CERTIFICATE OF AMENDMENT
TO THE RESTATED CERTIFICATE OF INCORPORATION OF
PTC THERAPEUTICS, INC.
PTC Therapeutics, Inc. (the “Corporation”), a corporation organized and existing under and by virtue of the provisions of the General Corporation Law of the State of Delaware, does hereby certify as follows:
A.The current name of the Corporation is PTC Therapeutics, Inc. The original Certificate of Incorporation was filed with the Secretary of State of the State of Delaware on March 31, 1998. The Certificate of Incorporation was most recently amended and restated on June 25, 2013.
B.The first paragraph of Article FOURTH of the Certificate of Incorporation is hereby amended in its entirety to read as follows:
“FOURTH: The total number of shares of all classes of stock which the Corporation shall have authority to issue is Two Hundred Fifty-Five Million (255,000,000) shares, consisting of (i) Two Hundred Fifty Million (250,000,000) shares of Common Stock, $0.001 par value per share (“Common Stock”), and (ii) Five Million (5,000,000) shares of Preferred Stock, $0.001 par value per share (“Preferred Stock”).”

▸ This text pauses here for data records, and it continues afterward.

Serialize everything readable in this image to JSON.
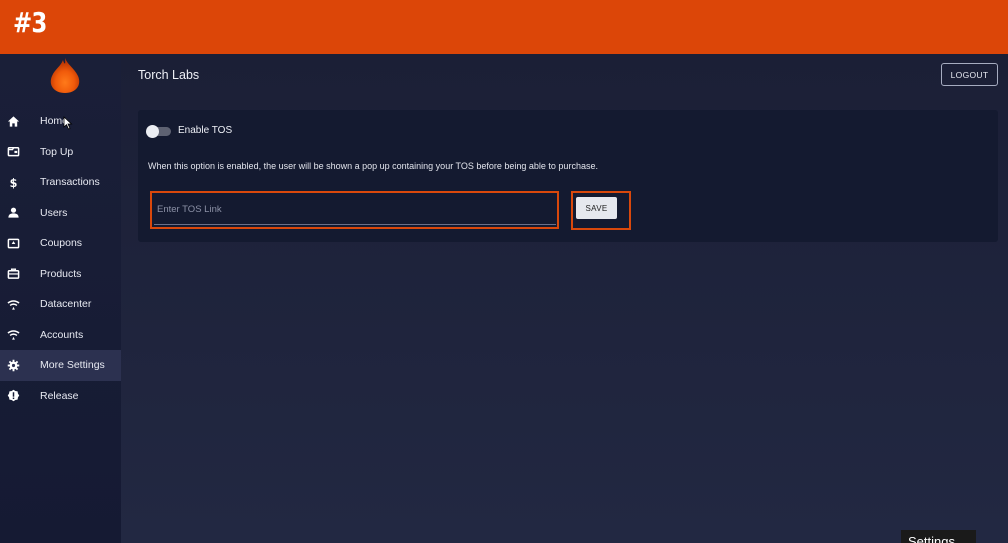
{
  "banner": {
    "text": "#3"
  },
  "colors": {
    "banner": "#dc4608",
    "highlight": "#d9480c",
    "active_nav": "#2c3150"
  },
  "sidebar": {
    "logo": "flame-logo",
    "items": [
      {
        "label": "Home",
        "icon": "home-icon"
      },
      {
        "label": "Top Up",
        "icon": "wallet-icon"
      },
      {
        "label": "Transactions",
        "icon": "dollar-icon"
      },
      {
        "label": "Users",
        "icon": "user-icon"
      },
      {
        "label": "Coupons",
        "icon": "coupon-icon"
      },
      {
        "label": "Products",
        "icon": "briefcase-icon"
      },
      {
        "label": "Datacenter",
        "icon": "wifi-icon"
      },
      {
        "label": "Accounts",
        "icon": "wifi-icon"
      },
      {
        "label": "More Settings",
        "icon": "gear-icon",
        "active": true
      },
      {
        "label": "Release",
        "icon": "alert-icon"
      }
    ]
  },
  "header": {
    "title": "Torch Labs",
    "logout_label": "LOGOUT"
  },
  "tos_card": {
    "toggle_label": "Enable TOS",
    "toggle_on": false,
    "help_text": "When this option is enabled, the user will be shown a pop up containing your TOS before being able to purchase.",
    "input_placeholder": "Enter TOS Link",
    "input_value": "",
    "save_label": "SAVE"
  },
  "tooltip": {
    "text": "Settings"
  }
}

C.That, pursuant to resolution of the Corporation’s board of directors, a meeting of the stockholders of the Corporation was duly called and held upon notice in accordance with Section 222 of the DGCL, at which meeting the necessary number of shares as required by statute were voted in favor of this Certificate of Amendment.
D.This Certificate of Amendment was duly adopted by the directors and stockholders of the Corporation in accordance with the provisions of Section 242 of the DGCL.
IN WITNESS WHEREOF, the Corporation has caused this Certificate of Amendment to the Certificate of Incorporation to be signed by the authorized officer below as of this 9th day of June, 2021.